Microbiota y nexo con patologías neuropsiquiátricas

Las alteraciones en los microorganismos de nuestro intestino, denominada disbiosis, son la causa de numerosas enfermedades, entre las que se incluyen las mentales, como ansiedad, depresión o trastornos del espectro autista (TEA).

La evidencia que conecta la microbiota intestinal con trastornos neuropsiquiátricos específicos ha crecido exponencialmente en los últimos años. En la depresión mayor, los pacientes muestran alteraciones microbianas características, incluyendo una reducción de aproximadamente cuarenta por ciento en la diversidad bacteriana general. Se observa un exceso de Bacteroidetes proinflamatorios y un déficit significativo de Faecalibacterium prausnitzii, una bacteria con propiedades antiinflamatorias. Experimentos traslacionales han demostrado que el trasplante fecal de humanos con depresión a ratones libres de gérmenes induce conductas depresivas, proporcionando evidencia causal de esta relación.

En el TEA se han identificado firmas microbianas distintivas. Los niños con TEA presentan niveles aumentados de Clostridium bolteae (hasta diez veces superiores) que se correlacionan directamente con la severidad de los síntomas gastrointestinales, y una reducción del sesenta por ciento en Bifidobacterium. Ensayos clínicos con Bacteroides fragilis han demostrado mejorías en las conductas sociales en aproximadamente sesenta y siete por ciento de los casos, sugiriendo un potencial terapéutico significativo.

La enfermedad de Parkinson muestra una conexión particularmente intrigante con la microbiota intestinal. Investigaciones recientes indican que la alfa-sinucleína, proteína que se agrega patológicamente en el cerebro de pacientes con Parkinson, puede iniciar su agregación en el intestino y migrar al sistema nervioso central a través del nervio vago. La microbiota característica de pacientes con Parkinson induce una mayor agregación de esta proteína, proporcionando un posible mecanismo para la progresión de la enfermedad.

Intervenciones terapéuticas: Estas intervenciones dirigidas a la microbiota intestinal representan un enfoque innovador para el tratamiento de trastornos neuropsiquiátricos. Los probióticos de nueva generación, denominados «psicobióticos», incluyen cepas específicas con efectos neurológicos demostrados. Lactobacillus helveticus R0052 ha demostrado reducir los niveles de cortisol y mejorar la cognición en ensayos clínicos, mientras que Bifidobacterium longum 1714 disminuye la reactividad al estrés y modula la actividad cerebral en regiones asociadas con el procesamiento emocional.

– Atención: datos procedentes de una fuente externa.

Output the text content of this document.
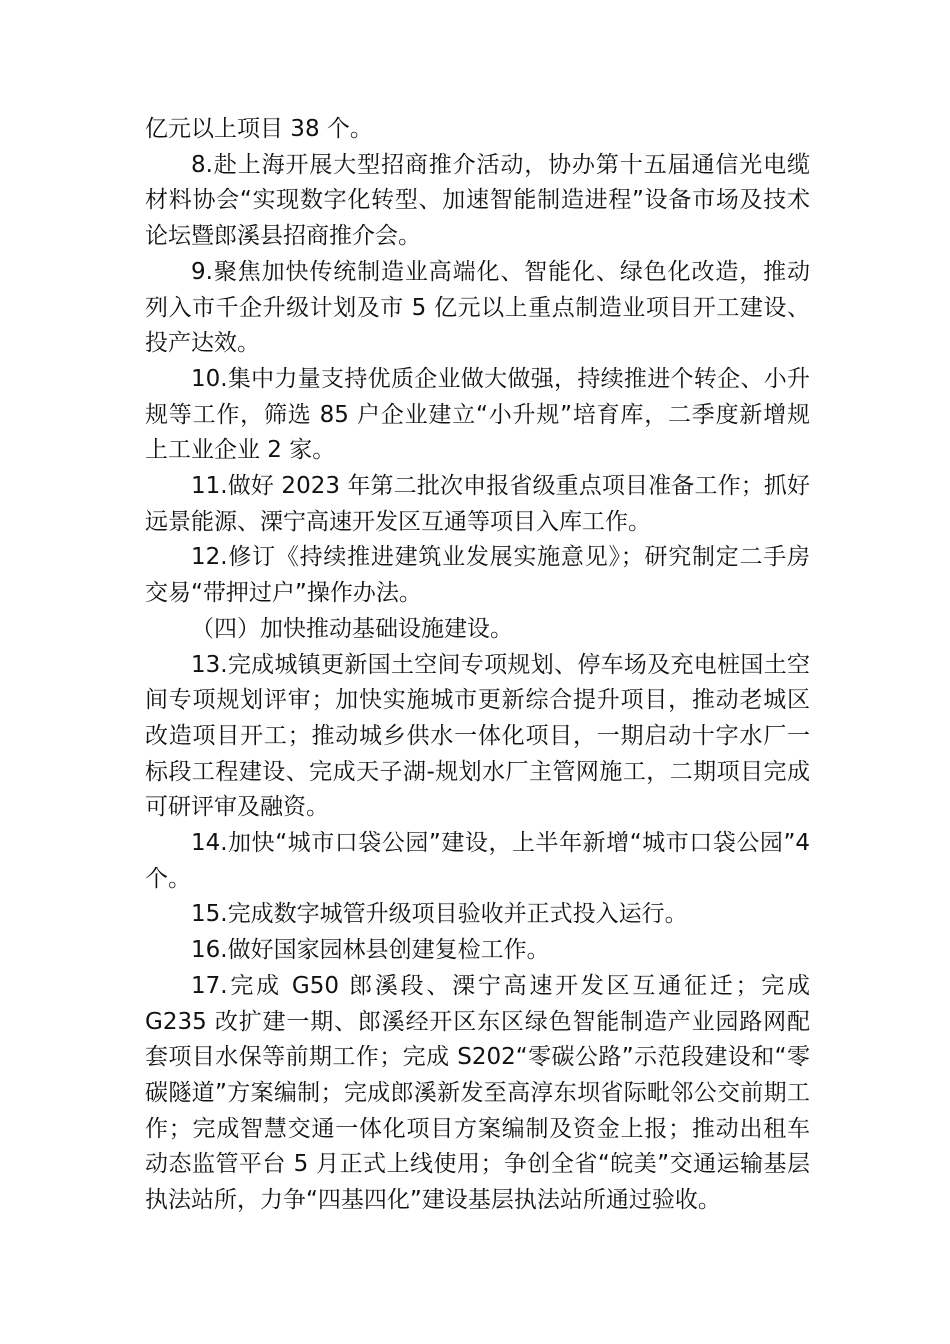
亿元以上项目 38 个。

8.赴上海开展大型招商推介活动，协办第十五届通信光电缆材料协会“实现数字化转型、加速智能制造进程”设备市场及技术论坛暨郎溪县招商推介会。

9.聚焦加快传统制造业高端化、智能化、绿色化改造，推动列入市千企升级计划及市 5 亿元以上重点制造业项目开工建设、投产达效。

10.集中力量支持优质企业做大做强，持续推进个转企、小升规等工作，筛选 85 户企业建立“小升规”培育库，二季度新增规上工业企业 2 家。

11.做好 2023 年第二批次申报省级重点项目准备工作；抓好远景能源、溧宁高速开发区互通等项目入库工作。

12.修订《持续推进建筑业发展实施意见》；研究制定二手房交易“带押过户”操作办法。

（四）加快推动基础设施建设。

13.完成城镇更新国土空间专项规划、停车场及充电桩国土空间专项规划评审；加快实施城市更新综合提升项目，推动老城区改造项目开工；推动城乡供水一体化项目，一期启动十字水厂一标段工程建设、完成天子湖-规划水厂主管网施工，二期项目完成可研评审及融资。

14.加快“城市口袋公园”建设，上半年新增“城市口袋公园”4 个。

15.完成数字城管升级项目验收并正式投入运行。

16.做好国家园林县创建复检工作。

17.完成 G50 郎溪段、溧宁高速开发区互通征迁；完成G235 改扩建一期、郎溪经开区东区绿色智能制造产业园路网配套项目水保等前期工作；完成 S202“零碳公路”示范段建设和“零碳隧道”方案编制；完成郎溪新发至高淳东坝省际毗邻公交前期工作；完成智慧交通一体化项目方案编制及资金上报；推动出租车动态监管平台 5 月正式上线使用；争创全省“皖美”交通运输基层执法站所，力争“四基四化”建设基层执法站所通过验收。
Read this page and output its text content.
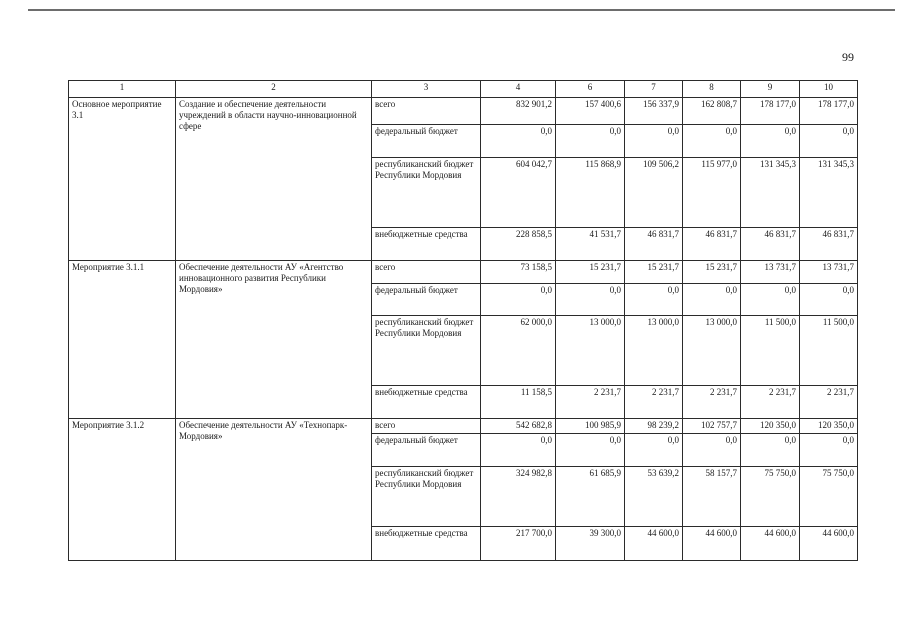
99
1	2	3	4	6	7	8	9	10
Основное мероприятие 3.1	Создание и обеспечение деятельности учреждений в области научно-инновационной сфере	всего	832 901,2	157 400,6	156 337,9	162 808,7	178 177,0	178 177,0
		федеральный бюджет	0,0	0,0	0,0	0,0	0,0	0,0
		республиканский бюджет Республики Мордовия	604 042,7	115 868,9	109 506,2	115 977,0	131 345,3	131 345,3
		внебюджетные средства	228 858,5	41 531,7	46 831,7	46 831,7	46 831,7	46 831,7
Мероприятие 3.1.1	Обеспечение деятельности АУ «Агентство инновационного развития Республики Мордовия»	всего	73 158,5	15 231,7	15 231,7	15 231,7	13 731,7	13 731,7
		федеральный бюджет	0,0	0,0	0,0	0,0	0,0	0,0
		республиканский бюджет Республики Мордовия	62 000,0	13 000,0	13 000,0	13 000,0	11 500,0	11 500,0
		внебюджетные средства	11 158,5	2 231,7	2 231,7	2 231,7	2 231,7	2 231,7
Мероприятие 3.1.2	Обеспечение деятельности АУ «Технопарк-Мордовия»	всего	542 682,8	100 985,9	98 239,2	102 757,7	120 350,0	120 350,0
		федеральный бюджет	0,0	0,0	0,0	0,0	0,0	0,0
		республиканский бюджет Республики Мордовия	324 982,8	61 685,9	53 639,2	58 157,7	75 750,0	75 750,0
		внебюджетные средства	217 700,0	39 300,0	44 600,0	44 600,0	44 600,0	44 600,0
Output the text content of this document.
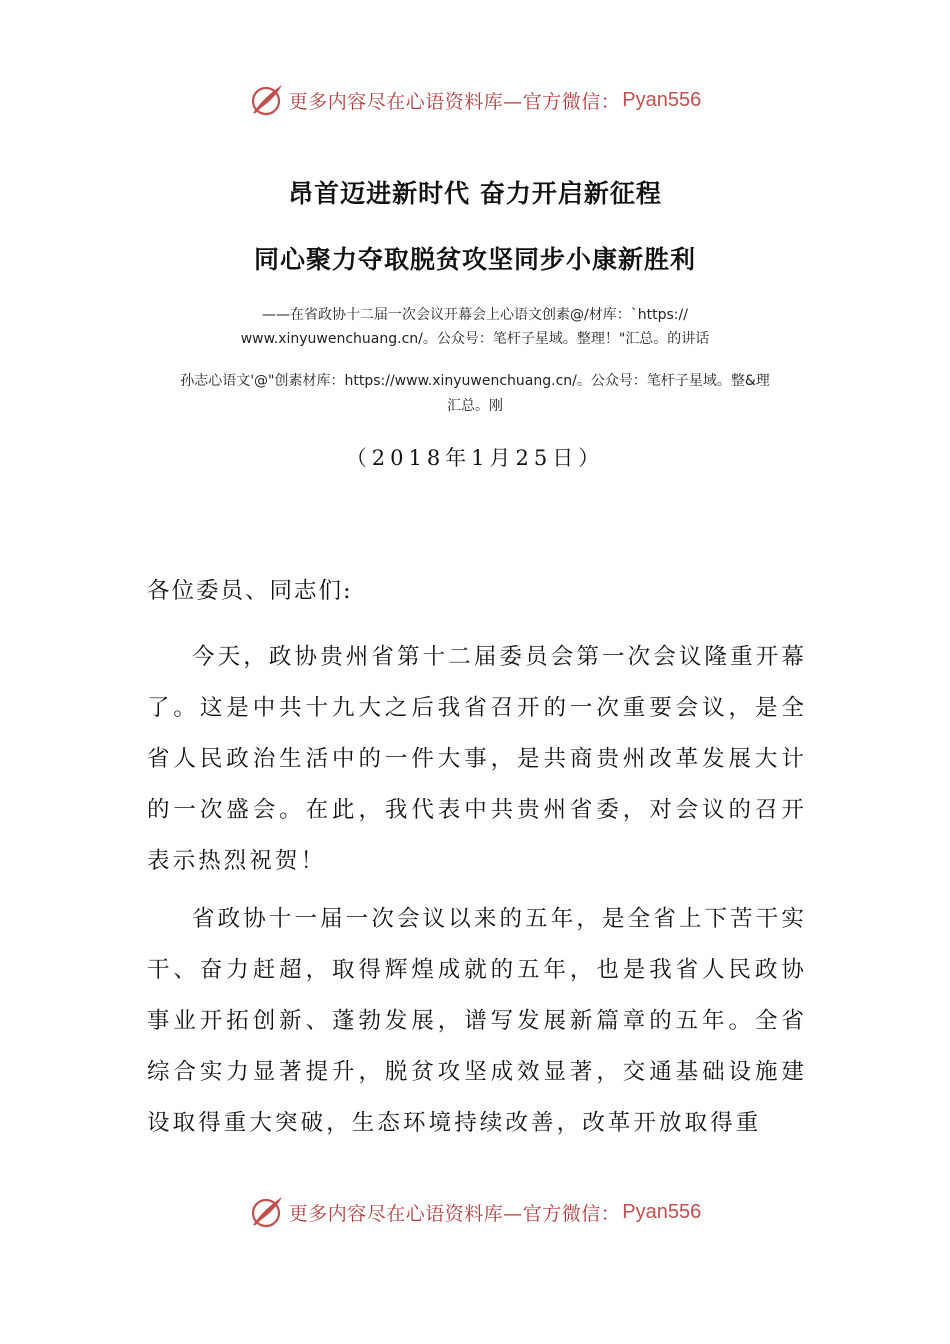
更多内容尽在心语资料库—官方微信： Pyan556
昂首迈进新时代 奋力开启新征程
同心聚力夺取脱贫攻坚同步小康新胜利
——在省政协十二届一次会议开幕会上心语文创素@/材库：`https://
www.xinyuwenchuang.cn/。公众号：笔杆子星域。整理！"汇总。的讲话
孙志心语文'@"创素材库：https://www.xinyuwenchuang.cn/。公众号：笔杆子星域。整&理
汇总。刚
（2018年1月25日）
各位委员、同志们:
今天，政协贵州省第十二届委员会第一次会议隆重开幕了。这是中共十九大之后我省召开的一次重要会议，是全省人民政治生活中的一件大事，是共商贵州改革发展大计的一次盛会。在此，我代表中共贵州省委，对会议的召开表示热烈祝贺！
省政协十一届一次会议以来的五年，是全省上下苦干实干、奋力赶超，取得辉煌成就的五年，也是我省人民政协事业开拓创新、蓬勃发展，谱写发展新篇章的五年。全省综合实力显著提升，脱贫攻坚成效显著，交通基础设施建设取得重大突破，生态环境持续改善，改革开放取得重
更多内容尽在心语资料库—官方微信： Pyan556
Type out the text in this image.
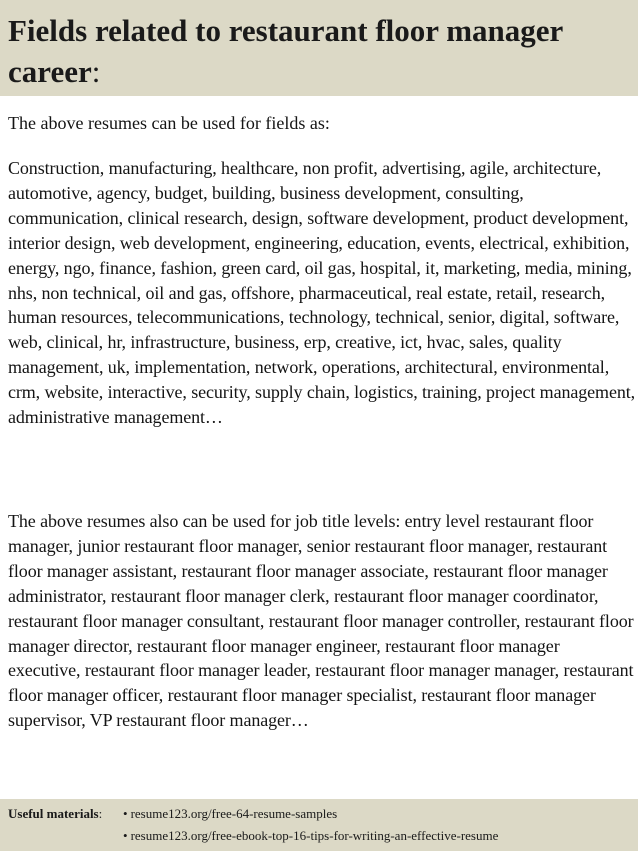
Fields related to restaurant floor manager career:

The above resumes can be used for fields as:

Construction, manufacturing, healthcare, non profit, advertising, agile, architecture, automotive, agency, budget, building, business development, consulting, communication, clinical research, design, software development, product development, interior design, web development, engineering, education, events, electrical, exhibition, energy, ngo, finance, fashion, green card, oil gas, hospital, it, marketing, media, mining, nhs, non technical, oil and gas, offshore, pharmaceutical, real estate, retail, research, human resources, telecommunications, technology, technical, senior, digital, software, web, clinical, hr, infrastructure, business, erp, creative, ict, hvac, sales, quality management, uk, implementation, network, operations, architectural, environmental, crm, website, interactive, security, supply chain, logistics, training, project management, administrative management…

The above resumes also can be used for job title levels: entry level restaurant floor manager, junior restaurant floor manager, senior restaurant floor manager, restaurant floor manager assistant, restaurant floor manager associate, restaurant floor manager administrator, restaurant floor manager clerk, restaurant floor manager coordinator, restaurant floor manager consultant, restaurant floor manager controller, restaurant floor manager director, restaurant floor manager engineer, restaurant floor manager executive, restaurant floor manager leader, restaurant floor manager manager, restaurant floor manager officer, restaurant floor manager specialist, restaurant floor manager supervisor, VP restaurant floor manager…

Useful materials: • resume123.org/free-64-resume-samples
• resume123.org/free-ebook-top-16-tips-for-writing-an-effective-resume
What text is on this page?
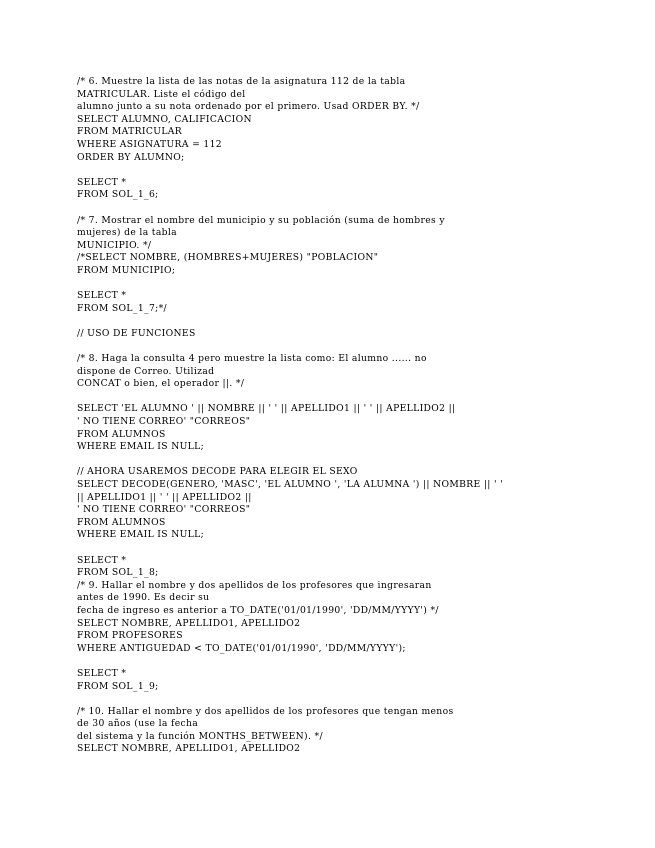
/* 6. Muestre la lista de las notas de la asignatura 112 de la tabla
MATRICULAR. Liste el código del
alumno junto a su nota ordenado por el primero. Usad ORDER BY. */
SELECT ALUMNO, CALIFICACION
FROM MATRICULAR
WHERE ASIGNATURA = 112
ORDER BY ALUMNO;
SELECT *
FROM SOL_1_6;
/* 7. Mostrar el nombre del municipio y su población (suma de hombres y
mujeres) de la tabla
MUNICIPIO. */
/*SELECT NOMBRE, (HOMBRES+MUJERES) "POBLACION"
FROM MUNICIPIO;
SELECT *
FROM SOL_1_7;*/
// USO DE FUNCIONES
/* 8. Haga la consulta 4 pero muestre la lista como: El alumno ...... no
dispone de Correo. Utilizad
CONCAT o bien, el operador ||. */
SELECT 'EL ALUMNO ' || NOMBRE || ' ' || APELLIDO1 || ' ' || APELLIDO2 ||
' NO TIENE CORREO' "CORREOS"
FROM ALUMNOS
WHERE EMAIL IS NULL;
// AHORA USAREMOS DECODE PARA ELEGIR EL SEXO
SELECT DECODE(GENERO, 'MASC', 'EL ALUMNO ', 'LA ALUMNA ') || NOMBRE || ' '
|| APELLIDO1 || ' ' || APELLIDO2 ||
' NO TIENE CORREO' "CORREOS"
FROM ALUMNOS
WHERE EMAIL IS NULL;
SELECT *
FROM SOL_1_8;
/* 9. Hallar el nombre y dos apellidos de los profesores que ingresaran
antes de 1990. Es decir su
fecha de ingreso es anterior a TO_DATE('01/01/1990', 'DD/MM/YYYY') */
SELECT NOMBRE, APELLIDO1, APELLIDO2
FROM PROFESORES
WHERE ANTIGUEDAD < TO_DATE('01/01/1990', 'DD/MM/YYYY');
SELECT *
FROM SOL_1_9;
/* 10. Hallar el nombre y dos apellidos de los profesores que tengan menos
de 30 años (use la fecha
del sistema y la función MONTHS_BETWEEN). */
SELECT NOMBRE, APELLIDO1, APELLIDO2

El trasplante fecal (TMF) emerge como otra estrategia prometedora. Protocolos estandarizados para depresión resistente muestran tasas de respuesta de aproximadamente cincuenta y cinco por ciento a las ocho semanas de tratamiento. Estudios de neuroimagen revelan mejoras en la conectividad de la corteza prefrontal medida por resonancia magnética funcional, sugiriendo cambios neurobiológicos subyacentes a las mejorías clínicas.

Las dietas terapéuticas constituyen una tercera aproximación intervencionista. Dietas altas en polifenoles aumentan significativamente la abundancia de Akkermansia muciniphila, bacteria asociada con efectos antiinflamatorios y mejora de la integridad de la barrera intestinal. La dieta baja en carbohidratos fermentables reduce síntomas gastrointestinales y conductuales en aproximadamente setenta por ciento de niños con trastorno del espectro autista y comorbilidad digestiva. Fuente: Rev. Okronos.